With global growth projected at 3.2 percent this year and next, according to estimates for 2023, the broader picture is still modest expansion by historical standards.

The IMF said the lingering effects of the coronavirus pandemic, Russia's full-scale invasion of Ukraine, weak productivity growth and increasing “geoeconomic fragmentation” were hampering the expansion.

The cause of inflation in advanced economies was helped by a stronger-than-forecast increase in employment, partly due to an influx of migrants, the IMF said. It found that the foreign-born workforce will grow faster than the domestic workforce from 2021 in economies including Canada, the Eurozone, the UK and the US.

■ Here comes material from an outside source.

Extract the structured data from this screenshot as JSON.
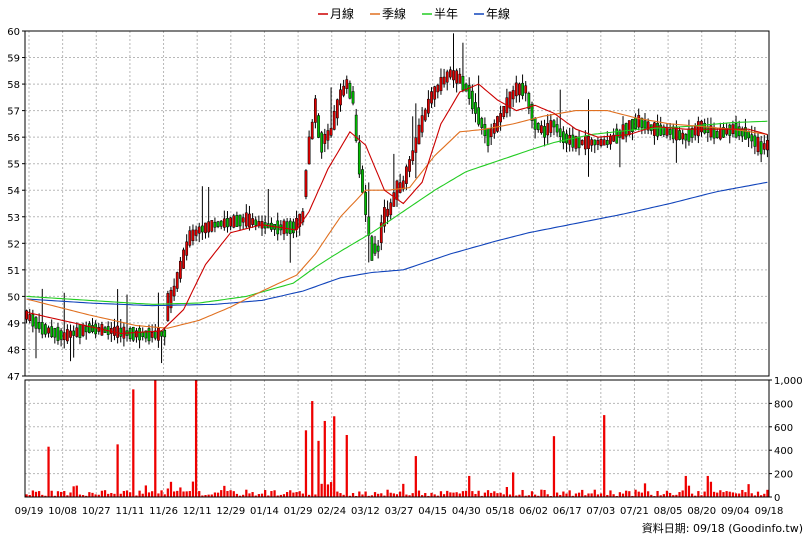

Among other leading economies, the IMF predicts China's growth will slow to 4.6 percent in 2023 from 5.2 percent, while forecasts for India, one of the world's fastest growing economies, have been upgraded to 6.8 percent this year.

Russia received one of the biggest upgrades, with growth forecast at 3.2 percent this year, 0.6 percentage points higher than previously expected, followed by 1.8 percent growth in 2025. The IMF doubled its forecast for Russian growth in January. The outlook fed concerns among G7 nations that sanctions have failed to damage Vladimir Putin's war economy.

Gourinjas said the Russian expansion is being driven in part by strong oil export revenues combined with robust private investment.

“Domestic demand is very strong,” he said. “Sanctions are still eroding and having a gradual impact on the Russian economy, but the economy remains very resilient.”